Q&A: Cast Shot Blast Media Questions Answered by Transmet EngineersDec 13 2016, by Transmet Blog in
We sat down with engineers from Transmet Corporation to discuss cast shot blast media and answer the questions that are frequently asked at trade shows, on the phone, and in the field.
Transmet manufactures Cast Zinc Shot and Cast Aluminum Shot at their plant in Columbus, Ohio. The high durability blast media is used in various manufacturing operations across the world.
Q&A: Cast Shot Blast Media
Q: When should we use Cast Zinc Shot and when should we use Cast Aluminum Shot?
A: We typically recommend Cast Zinc Shot first, because it has a higher density and typically works faster. When a part is prone to warping during shot blasting, Cast Aluminum Shot is a better choice.
Q: What gives Transmet Blast Media its teardrop shape?
A: The tails, as we like to call them, are a product of our unique casting process. The soft metal rounds up in about 50 cycles. Even with 100% new cast shot blast media you will not see any issue with the tails. As part of a working mix new shot is less that 1% part of any mix.
Q: What is the cycle life of Cast Aluminum Shot compared to the 14,000 cycle life of Cast Zinc Shot?
A: Cast Aluminum Shot has a cycle life of 8,000 hits. These numbers come from testing in the Ervin Test Machine.
Q: Can Transmet blast media (Cast Zinc Shot and Cast Aluminum Shot) be used in existing wheel blast and tumble blast machines, as nobody wants to change their machinery?
A: Yes, both Zinc Shot and Aluminum Shot work well in wheel blast (tumble and others) machines, as well as air blast systems.
Q: Can we use Cast Aluminum Shot for removing powder coat from aluminum parts?
A: Yes, Cast Aluminum Shot will work, but we have found that Cast Zinc Shot works faster.
Q: Our aluminum castings turn black after heat treatment. What type of Transmet blast media should be used and can it make the castings brighter and more appealing?
A: Both types of Transmet blast media will work, but Cast Zinc Shot will be faster. Cast Aluminum Shot on aluminum parts will leave a flatter, more matte surface finish. Cast Zinc Shot is going to leave a brighter, more shiny surface on aluminum parts.
Q: What product do you suggest to customers who are already using Stainless Steel Shot for blasting?
A: Cast Zinc Shot is typically a great replacement for Stainless Steel Shot blast media.
Q: Can Transmet Cast Aluminum Shot completely remove flash with a thickness of 0.50 mm, and if so, will it damage the casting?
A: Cast Aluminum Shot will have difficulty removing flash at that thickness. Cast Zinc Shot would be a better choice, most likely our larger RSZ-850-ZA4 (850-micron) Shot.

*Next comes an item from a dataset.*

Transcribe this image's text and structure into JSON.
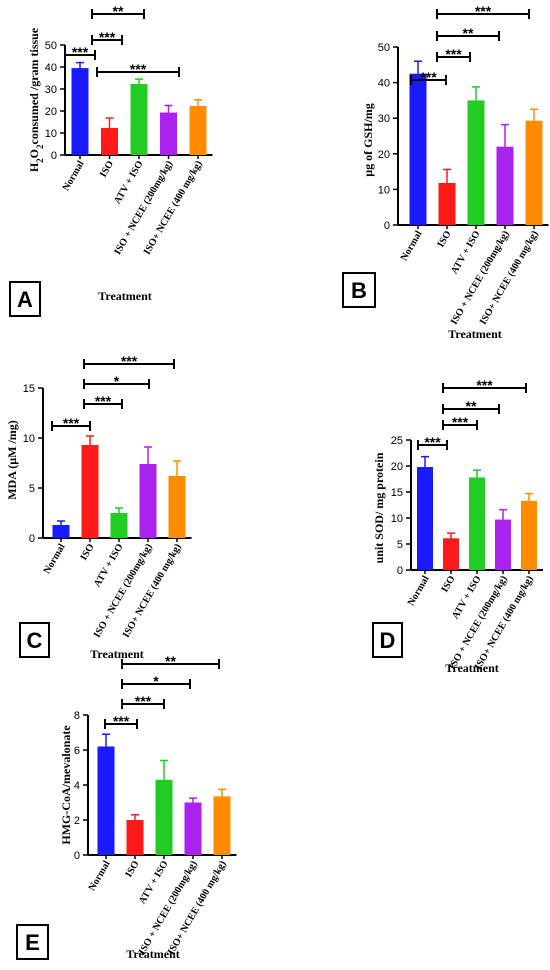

Q: Can Transmet Aluminum Flakes be used in Polyester molds and Vinylester molds? What are the technical benefits and cost benefits of using Transmet Aluminum Flakes?
A: The Aluminum Flake tends to float on top of the resin systems; mixing is required to get it into solution. Our 2N alloy Cast Aluminum Shot wets out very well in resin systems with no mixing necessary. Loadings up to 60% by volume can be used. Heat transfer rates can be improved by 5X. Cast Aluminum Shot is also cheaper than most resin systems, so displacing the resin with aluminum is a cost benefit.
Q: Your blast media is measured in Knoop hardness; what is the equivalent hardness in BRC and BHN?
A: We use the Knoop scale for our blast media hardness measurements. The Rockwell C scale does not measure in this range. Most of your aluminum casting customers should have some familiarity with Koop hardness. Brinell is another scale used in aluminum casting and it is similar in number to Knoop.
Q: Can we use Cast Zinc Shot or Cast Aluminum Shot for sheet metal blasting?
A: We have not been strong in this market.
Q: Does Cast Aluminum Shot work for paint removal from gas cylinders?
A: Yes, Cast Aluminum Shot works well in this application. Cast Zinc Shot will work even faster for removing paint from gas cylinders.